Governor Darmin Nasution and his board lowered the reference rate by a quarter of a percentage point to 5.75 percent from 6 percent, Bank Indonesia said in a statement in Jakarta today. The decision was predicted by four of 15 economists surveyed by Bloomberg News, with the rest expecting no change.
Indonesia joins the Philippines and Thailand in cutting borrowing costs in the past month, while the Bank of Korea held off raising rates today as policy makers move to counter weakening global demand. Southeast Asia’s largest economy, which grew 6.5 percent last year in the biggest gain since before the Asian financial crisis, may expand less than 6 percent this year if Europe suffers a severe recession, according to Bambang Brodjonegoro, head of fiscal policy at the finance ministry.
“BI has had a dovish bias and is taking full advantage of the declining headline inflation in recent months to push interest rates structurally lower,” said Eugene Leow, an economist in Singapore at DBS Group Holdings Ltd. who predicted the cut. Still, with higher electricity and fuel prices imminent in April, “aggressive cuts from this point may be viewed negatively by investors,” he said.
Inflation (IDCPIY) slowed for a fifth straight month in January to 3.65 percent, and the central bank reiterated today an inflation target of 3.5 percent to 5.5 percent for 2012 and 2013.
The nation’s currency fell 0.5 percent to 8,976 per dollar as of 3:17 p.m. local time. The Jakarta Composite index fell 0.7 percent, paring a loss of as much as 0.9 percent earlier.
Bank Indonesia, which cut borrowing costs twice in the final quarter of 2011, kept the benchmark rate unchanged in the previous two policy meetings. It has widened the lower range of its interbank lending rate to push borrowing costs lower.
“We cut the interest rate with some reason,” Deputy Governor Halim Alamsyah said in Jakarta today after the rate decision was announced. “In order to maintain growth momentum, we provided a stimulus. We see that the exchange rate is relatively stable and won’t be much affected, and we expect an increase in capital inflows. Thirdly, in the context of our monetary framework right now, we want to takes steps to normalize interest rates.”
Today’s decision was made to “boost growth” amid a slowing global economy, and the priority remains achieving the inflation target and exchange-rate stability, the monetary authority said in a statement.
Bank Indonesia will “continue to optimize the role of monetary policy in boosting economic capacity, maintaining financial market stability, and mitigating the impacts of global economic slowdown, while at the same time anchoring inflation expectation,” it said.

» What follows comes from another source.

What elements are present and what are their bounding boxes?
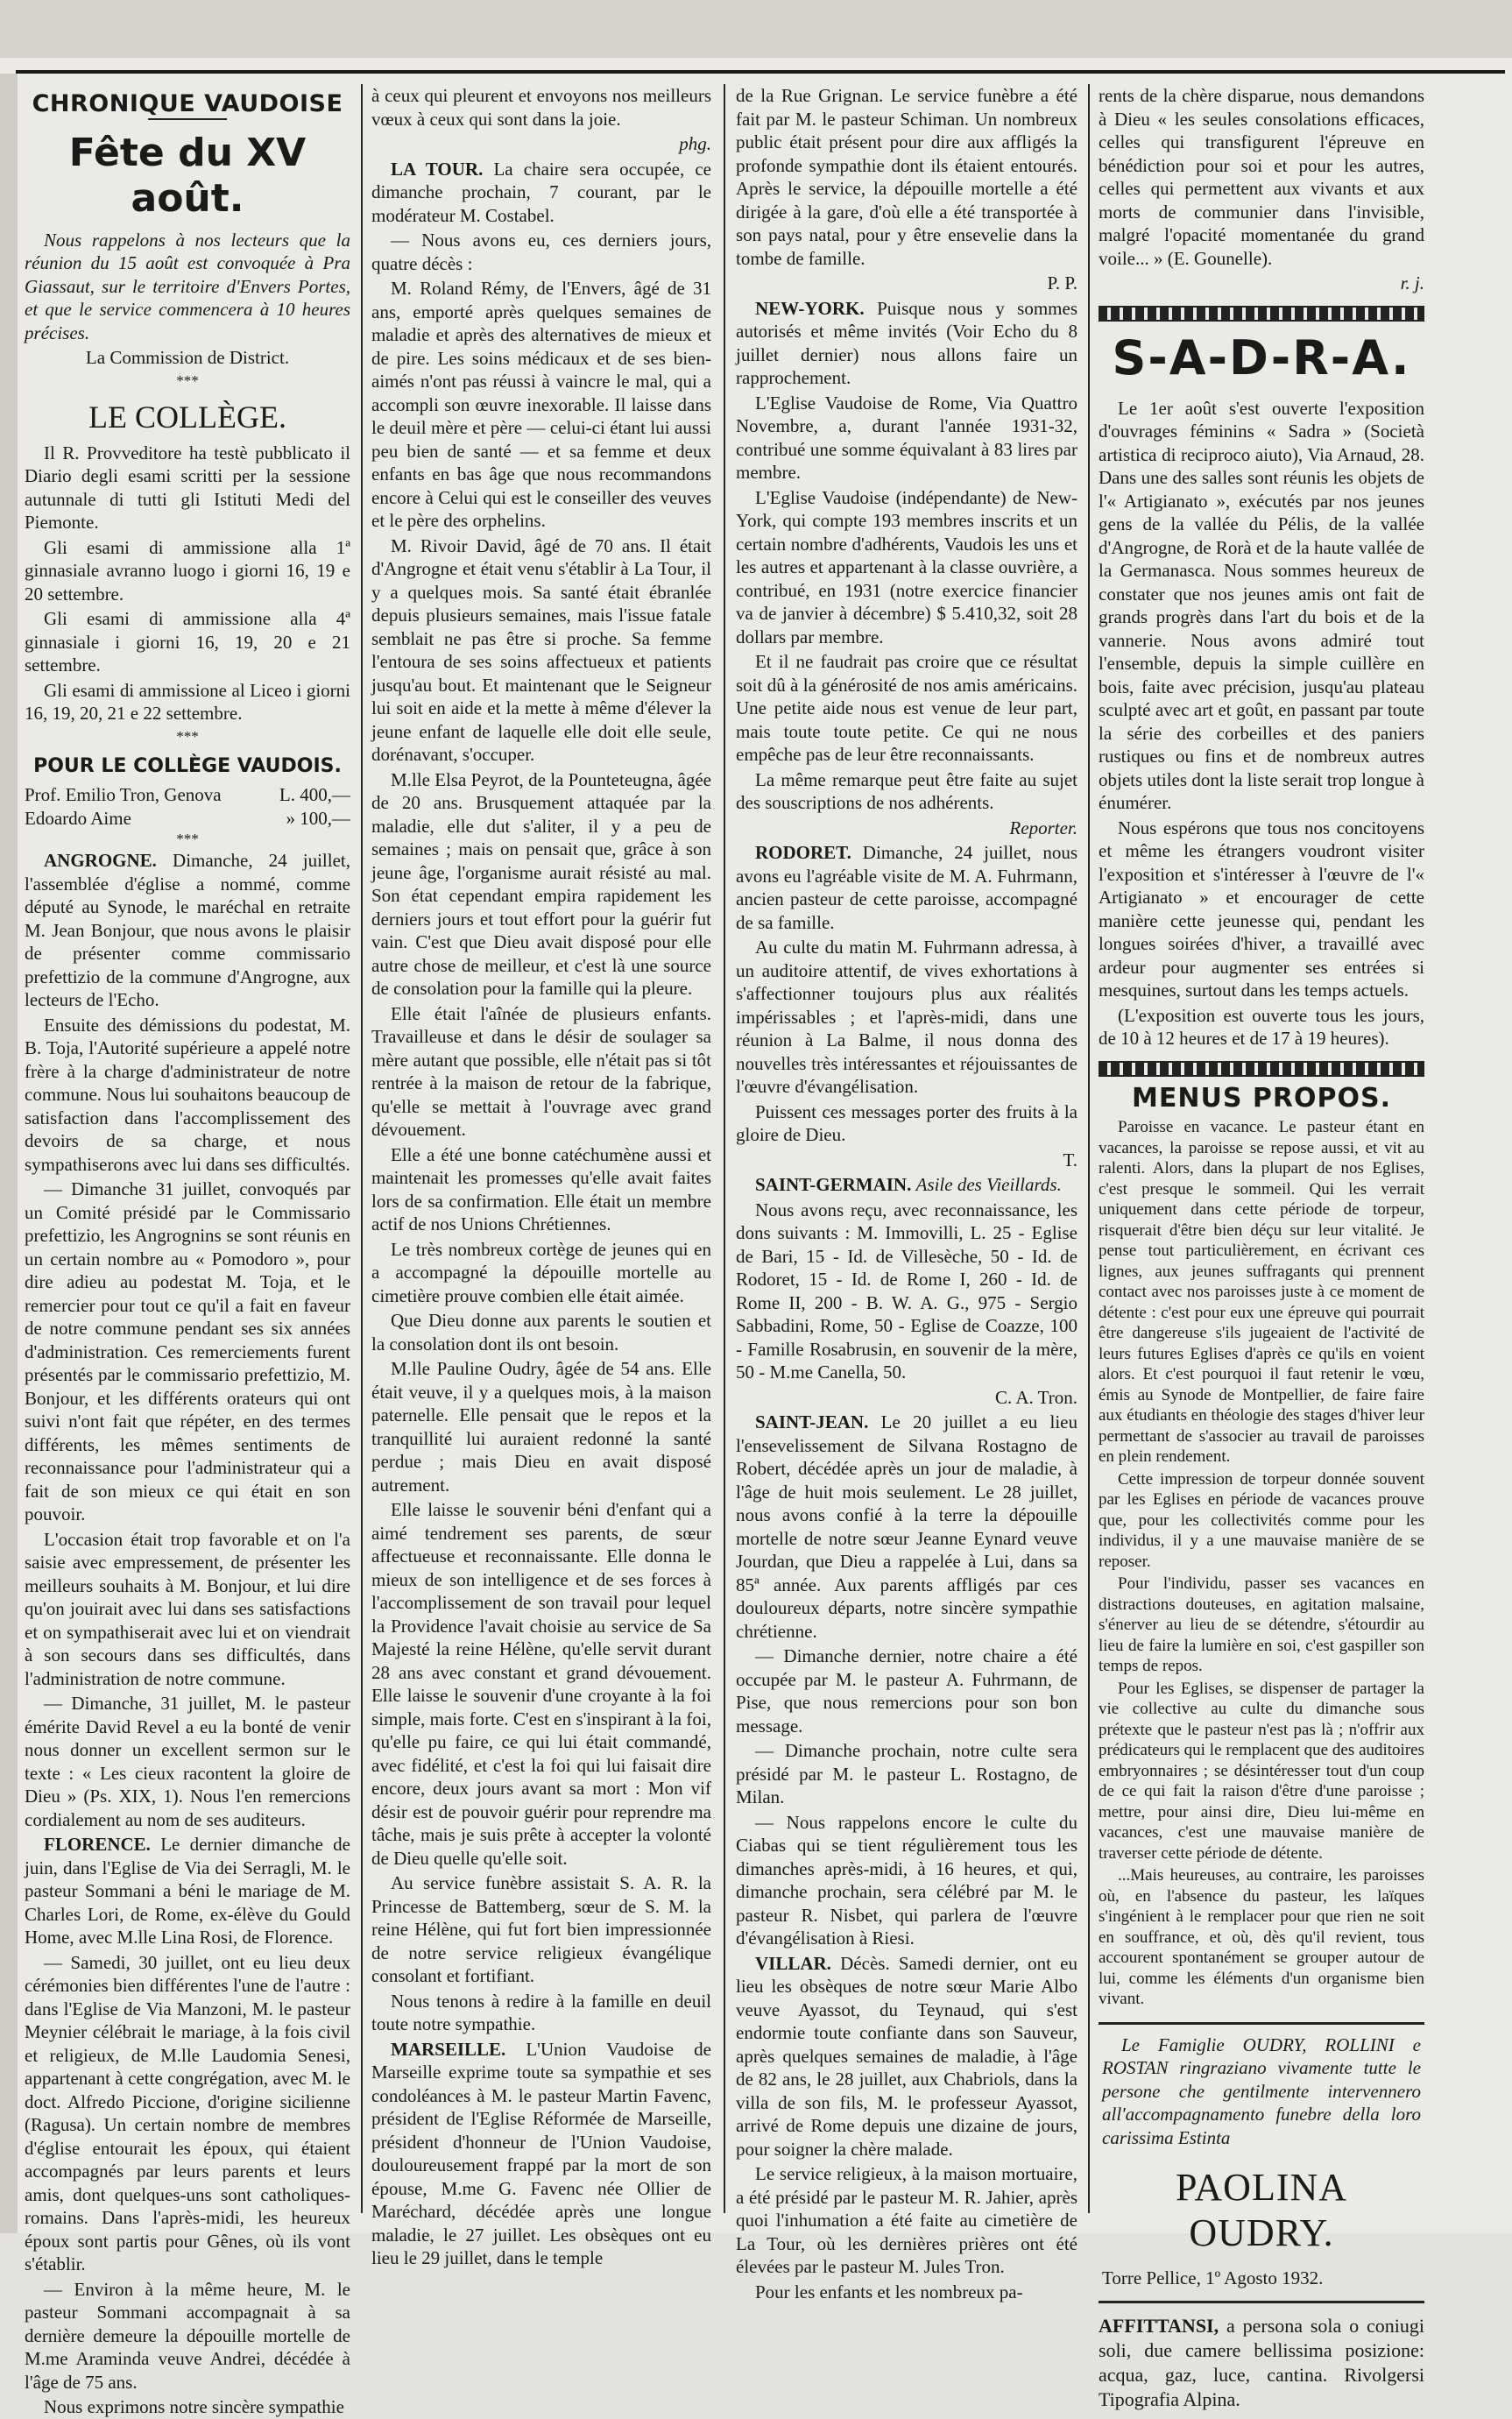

The economy will expand 6.5 percent in the first quarter from a year earlier, the central bank forecast today. For the full year, it expects growth of 6.3 percent to 6.7 percent, supported by strong domestic demand and investment even as trade may slow.
“This really is a pre-emptive move to continue providing support for the economy,” said Gundy Cahyadi, an economist at Oversea-Chinese Banking Corp. in Singapore. “The central bank has highlighted downside risks to growth and is likely to revise its 2012 growth forecast very soon.”
Effect on Companies
Today’s rate cut will benefit companies in the consumer and financial industries, said Budi Rustano, an analyst at PT Valbury Asia Securities in Jakarta. The impact on the stock market should be positive, he said.
Lower borrowing costs have bolstered profit at lenders including PT Bank Rakyat Indonesia. The nation’s second-biggest bank by market value expects net income to have risen by at least 15 percent last year, it said Jan. 24.
The nation’s policy makers have also signaled they are prepared to support the economy with fiscal stimulus. The government said in September it was preparing a stimulus package, and Brodjonegoro said last month the country will increase spending to bolster growth and limit the impact of the global slowdown.
President Susilo Bambang Yudhoyono’s efforts to boost the $707 billion economy by an average 6.6 percent a year have been bolstered by recent ratings upgrades to investment level from Moody’s Investors Service and Fitch Ratings after 14 years.